The thing is - corruption, nepotism, scandal - these are all classic symptoms of an inexperience government. Absolute power corrupts absolutely. My home state of Queensland took a country farmer, shoehorned him into the position of Premier, and now wonders why he ran parliament as if it was his own private pub meeting. That was the only way he knew how to operate. Not for him the decorum of Westminster, rather, the favours and greased palms of Western Queensland.

Yet, the accusation of incompetence dies in the mouths of those in South Africa, who would level it against their government. And finally, belatedly, I get to the answer of my original question.

Yes, there is something wrong with South Africa. It is that the country is afraid to criticise the government, because it believes that to criticise the government is to endorse apartheid. South Africa has created an environment where if a white person stands up to the government and says that they have made a mess of it, that they are corrupt, that they have failed - it is to be read between the lines that this person is advocating a return to apartheid.

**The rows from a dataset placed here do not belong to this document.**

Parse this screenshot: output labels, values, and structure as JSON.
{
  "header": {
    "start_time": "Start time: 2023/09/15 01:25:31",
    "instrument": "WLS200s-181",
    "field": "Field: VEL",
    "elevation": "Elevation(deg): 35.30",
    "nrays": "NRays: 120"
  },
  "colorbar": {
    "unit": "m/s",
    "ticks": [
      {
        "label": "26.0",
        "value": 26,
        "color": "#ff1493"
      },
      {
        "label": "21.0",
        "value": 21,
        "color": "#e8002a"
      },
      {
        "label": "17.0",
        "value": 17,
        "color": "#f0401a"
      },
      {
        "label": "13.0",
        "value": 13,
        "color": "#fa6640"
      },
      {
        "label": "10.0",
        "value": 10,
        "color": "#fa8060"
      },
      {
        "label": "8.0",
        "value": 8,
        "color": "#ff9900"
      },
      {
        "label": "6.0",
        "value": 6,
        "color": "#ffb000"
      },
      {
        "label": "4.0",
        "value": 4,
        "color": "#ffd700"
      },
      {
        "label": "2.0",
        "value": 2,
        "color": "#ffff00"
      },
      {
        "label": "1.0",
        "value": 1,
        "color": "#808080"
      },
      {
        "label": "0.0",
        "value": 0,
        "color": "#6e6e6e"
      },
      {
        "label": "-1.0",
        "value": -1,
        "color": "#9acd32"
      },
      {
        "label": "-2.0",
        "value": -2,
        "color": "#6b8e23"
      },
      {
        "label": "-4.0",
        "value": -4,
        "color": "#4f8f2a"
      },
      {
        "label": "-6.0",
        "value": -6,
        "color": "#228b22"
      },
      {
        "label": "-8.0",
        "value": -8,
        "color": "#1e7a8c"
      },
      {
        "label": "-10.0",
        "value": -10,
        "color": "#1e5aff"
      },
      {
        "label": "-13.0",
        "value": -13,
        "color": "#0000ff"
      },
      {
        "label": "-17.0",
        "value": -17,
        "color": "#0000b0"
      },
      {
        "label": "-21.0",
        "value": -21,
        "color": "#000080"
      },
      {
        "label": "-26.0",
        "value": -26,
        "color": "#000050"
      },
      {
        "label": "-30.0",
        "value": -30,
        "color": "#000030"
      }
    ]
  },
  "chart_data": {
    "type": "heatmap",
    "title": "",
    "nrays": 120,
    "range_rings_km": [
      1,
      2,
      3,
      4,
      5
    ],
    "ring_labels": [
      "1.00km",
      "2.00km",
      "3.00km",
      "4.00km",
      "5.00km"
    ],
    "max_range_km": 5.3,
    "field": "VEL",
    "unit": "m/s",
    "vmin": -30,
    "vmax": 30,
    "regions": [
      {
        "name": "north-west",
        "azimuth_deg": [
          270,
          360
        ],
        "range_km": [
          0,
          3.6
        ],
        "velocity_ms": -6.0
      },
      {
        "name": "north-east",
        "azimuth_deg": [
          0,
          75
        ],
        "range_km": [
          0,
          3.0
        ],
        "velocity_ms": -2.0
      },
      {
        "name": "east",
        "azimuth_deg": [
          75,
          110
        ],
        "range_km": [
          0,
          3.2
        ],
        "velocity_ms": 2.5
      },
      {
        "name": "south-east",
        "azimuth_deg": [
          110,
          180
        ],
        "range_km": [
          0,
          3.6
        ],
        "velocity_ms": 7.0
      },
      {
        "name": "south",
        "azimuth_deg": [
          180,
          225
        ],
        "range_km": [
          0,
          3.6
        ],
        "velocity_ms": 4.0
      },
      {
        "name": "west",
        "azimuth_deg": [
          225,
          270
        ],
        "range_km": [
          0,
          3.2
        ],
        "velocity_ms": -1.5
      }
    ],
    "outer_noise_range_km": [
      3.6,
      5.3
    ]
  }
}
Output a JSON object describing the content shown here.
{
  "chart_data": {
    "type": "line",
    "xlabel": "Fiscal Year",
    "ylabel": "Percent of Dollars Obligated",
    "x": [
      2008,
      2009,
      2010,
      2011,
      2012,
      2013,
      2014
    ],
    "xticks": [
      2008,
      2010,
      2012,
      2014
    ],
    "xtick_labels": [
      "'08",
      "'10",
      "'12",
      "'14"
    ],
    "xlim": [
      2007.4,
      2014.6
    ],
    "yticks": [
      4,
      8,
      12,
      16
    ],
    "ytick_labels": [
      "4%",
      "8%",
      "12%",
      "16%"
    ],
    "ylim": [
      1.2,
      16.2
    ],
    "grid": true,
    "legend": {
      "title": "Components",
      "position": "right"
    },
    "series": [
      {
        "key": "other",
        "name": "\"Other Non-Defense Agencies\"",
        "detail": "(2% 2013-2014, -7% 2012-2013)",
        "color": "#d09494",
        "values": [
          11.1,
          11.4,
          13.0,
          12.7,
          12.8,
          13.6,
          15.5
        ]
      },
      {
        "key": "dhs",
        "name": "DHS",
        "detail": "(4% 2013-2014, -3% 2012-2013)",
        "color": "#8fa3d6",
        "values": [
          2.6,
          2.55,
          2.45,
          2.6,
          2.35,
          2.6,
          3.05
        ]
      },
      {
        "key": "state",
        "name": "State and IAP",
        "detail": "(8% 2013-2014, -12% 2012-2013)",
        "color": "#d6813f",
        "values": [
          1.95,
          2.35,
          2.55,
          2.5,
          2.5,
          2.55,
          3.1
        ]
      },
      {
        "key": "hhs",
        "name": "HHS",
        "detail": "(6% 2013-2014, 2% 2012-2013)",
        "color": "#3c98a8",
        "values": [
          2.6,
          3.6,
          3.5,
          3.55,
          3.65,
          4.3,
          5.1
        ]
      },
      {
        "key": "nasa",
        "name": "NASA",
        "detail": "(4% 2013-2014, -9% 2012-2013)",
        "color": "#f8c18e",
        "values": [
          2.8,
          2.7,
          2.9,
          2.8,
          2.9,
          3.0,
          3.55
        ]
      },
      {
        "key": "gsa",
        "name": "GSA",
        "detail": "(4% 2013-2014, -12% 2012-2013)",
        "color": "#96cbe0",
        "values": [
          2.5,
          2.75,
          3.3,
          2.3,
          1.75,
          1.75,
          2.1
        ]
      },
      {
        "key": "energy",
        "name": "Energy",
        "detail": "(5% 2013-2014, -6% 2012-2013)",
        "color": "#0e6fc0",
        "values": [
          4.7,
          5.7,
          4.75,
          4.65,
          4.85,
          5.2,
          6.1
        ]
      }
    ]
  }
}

Even when that is not the case.

I honestly don't believe South Africa will move on, ever, until it gains enough national confidence, and self-respect, to understand that criticising the present, isn't about returning to the past. It's about being able to create a better future. South Africa has so much to offer the world, and so much to give - it would be a shame indeed to see such a wonderful country fail to deliver on it's future promise, purely because it felt unable to move on from a dark and distant time in it's past.

3 Comments:

At 3:36 am, Anonymous Anonymous said...

Paul you didn't mention anything about the upcoming cricket event where the sth africans are ranked no. 1. Are they going to live up to their ranking?
Enjoy your blog
Tom

 
At 4:30 am, Blogger Paul Dawson said...

I've been having this discussion with a South African guy in the office - I personally think they can win it, but he's not so confident.

Most South Africans over here think they will choke, to be honest, which is a bit negative I must admit.

My money is still on Australia, but if they fall short, South Africa is my tip.

 
At 4:08 pm, Anonymous Anonymous said...

In kenya, you got 75% unemployment, and of those 25% of people that are actually employed, the average wage is 100 USD a month.

The diplomats/government officials are so far up themselves they literally shut down niarobi international airport for 45 minuts whiles some 2 bit government official landed in his parivate plane and was whisked away from the airport in a limo with a police escort, complete with little kenyan flags flying from the bonnet.

Methinks that the problems are not just confined to south africa. in a fundamentally unstable country, no major international company wants to invest, because why put down millions of dollars in manufacturing, or mining if some warlord is gonna rampage through and kill everyone who doesnt have the correctly shaped ears or something.

I'm going back to kenya again, cause its what i know more about, rather then making assyumptions about other african nations...

Kenya has 2/5 of fuck all natural resources, the only resources they have is masses of unskilled labour, but no bastard wants to build anything there because its so unstable.

Home-grown from the UK has started putting the big dollars in with their high volume farms.

The regions where they are coming in are, in a very short period of time, showing massive improvement in the standard of living for the people.

I will risk much ridicule here by calling africa, as a whole, a backward nation, still stuck in the stone age and its squabbles between tribes and factions, that until they sort can never really move forward.